Ok, so my funks do not last long.. I'm much better today. Actually once the girls got home yesterday I snapped ot of it.
POF has been giving me some good prospects latly but I was so bummed the past few days I didn't feel like I could really be myself to talk to these guys. So, talked to the two best prospects last night a bit. I'm having dinner with the Bail Bondsman Thursday night lol. I do have it bad for public service men lol.
And last night a very very long talk with who we will call mohawk man and I tell ya he was just what the doctor ordered.. had me in stitches all night, and a lot in common. He may be a little to out of the box for me.. we'll see he's very funny. I call him mohawk man because he showed me a pic of him and his son when he was like 2.. this beautiful black and white whith his son sucking his thumb, the two of them facing eachother in a loving embrace both sporting mohawks.. I loved it lol. I do love someone that is not so stuffy that they can step outside of the box.. but I am conservative in many ways too so we'll see.
I have to laugh at a man who can appreciate my love for getto slang.. cause ya know, thats how I roll. ;)

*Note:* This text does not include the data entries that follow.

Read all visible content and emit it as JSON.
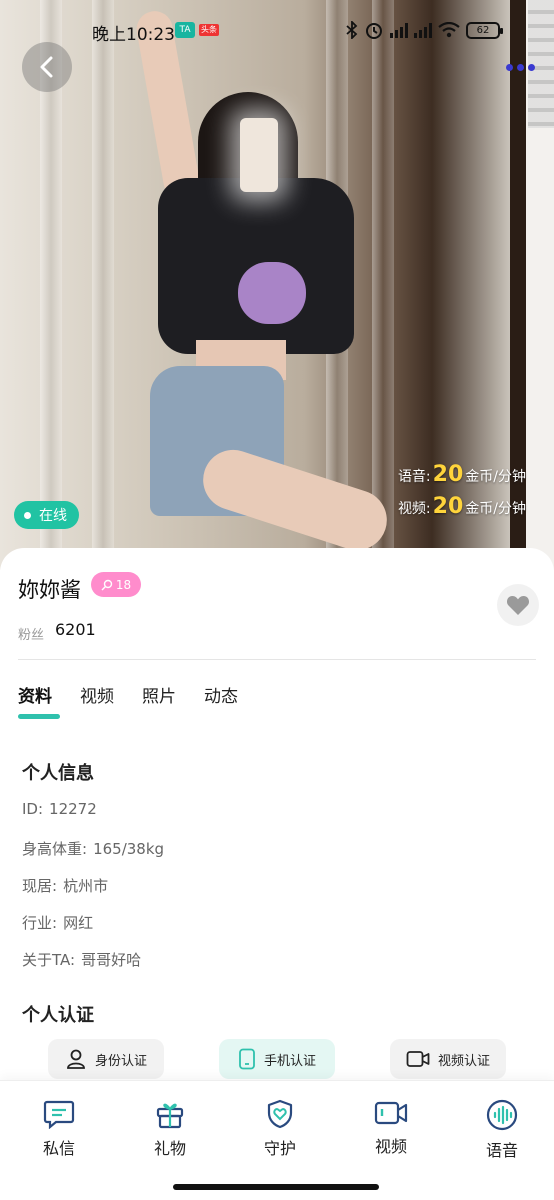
{
  "status_bar": {
    "time": "晚上10:23",
    "app_badge_1": "TA",
    "app_badge_2": "头条",
    "battery": "62"
  },
  "hero": {
    "price_voice": {
      "label": "语音:",
      "value": "20",
      "unit": "金币/分钟"
    },
    "price_video": {
      "label": "视频:",
      "value": "20",
      "unit": "金币/分钟"
    },
    "online_status": "在线"
  },
  "profile": {
    "name": "妳妳酱",
    "level": "18",
    "fans_label": "粉丝",
    "fans_count": "6201"
  },
  "tabs": [
    {
      "label": "资料",
      "active": true
    },
    {
      "label": "视频",
      "active": false
    },
    {
      "label": "照片",
      "active": false
    },
    {
      "label": "动态",
      "active": false
    }
  ],
  "personal_info": {
    "title": "个人信息",
    "rows": [
      {
        "label": "ID:",
        "value": "12272"
      },
      {
        "label": "身高体重:",
        "value": "165/38kg"
      },
      {
        "label": "现居:",
        "value": "杭州市"
      },
      {
        "label": "行业:",
        "value": "网红"
      },
      {
        "label": "关于TA:",
        "value": "哥哥好哈"
      }
    ]
  },
  "verification": {
    "title": "个人认证",
    "items": [
      {
        "label": "身份认证",
        "icon": "person-icon"
      },
      {
        "label": "手机认证",
        "icon": "phone-icon"
      },
      {
        "label": "视频认证",
        "icon": "video-icon"
      }
    ]
  },
  "bottom_nav": [
    {
      "label": "私信",
      "icon": "message-icon"
    },
    {
      "label": "礼物",
      "icon": "gift-icon"
    },
    {
      "label": "守护",
      "icon": "guard-shield-icon"
    },
    {
      "label": "视频",
      "icon": "video-call-icon"
    },
    {
      "label": "语音",
      "icon": "voice-call-icon"
    }
  ],
  "colors": {
    "accent": "#2fc1ad",
    "online": "#21c3a3",
    "price": "#ffd43b",
    "level_badge": "#ff8ccc"
  }
}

I just want to have fun again.. so I'm trying. I've always been the type to dust myself off and get right back out there, so here I am.. doing what I do. (Cause thats how I roll!) lol
(Cause thats how I roll!) lol
Aren't you in Charlotte? Let's go out! Or you can come over this evening with your kids. I could really use a friend myself right now. NOT to mention, your a scorpion, so am I, your birthday is Nov 4th, mine is the 5th!! How much more could we have in commmon????
- cat
edited to add: I also only have bubble friends and no family at all here.
Edited 9/3/2008 11:31 am ET by myprecioustwo
I didn't know you were in Charlotte! I probably can't do anything until not this weekend but next weekend. Tonight is my last free night before I go back to work and I have tons to do.. sorry! But yah that sounds like a good plan.. even if its just getting together w/the kids or what not. I want to get them to Boomerang Bay next weekend too before the weather turns and we lose all of our summer. I miss the lazy river, I was thinking of that today and how I'd just love to be floating down that. Hell thats what I should have done this morning. Instead of dumping Medic I should have just gotten in the car and floated all morning on that lazy river! LOL
I told Medic about the guy with the bad timing and new girlfriend. I said I fear thats going to be you.. I'll call to take you out for a celebration in Feb. and you'll be engaged or something lol.
The fact is that I've had three men since May that fish hooked me, and I really started to fall for. I think each of them crushed my spirit a little. I'll recover, I always do.. part of me wonders if I need to stop for a while so I don't get perma damage here, but I hate the idea of sitting at home... I want to get out and meet people, meet THE guy ya know?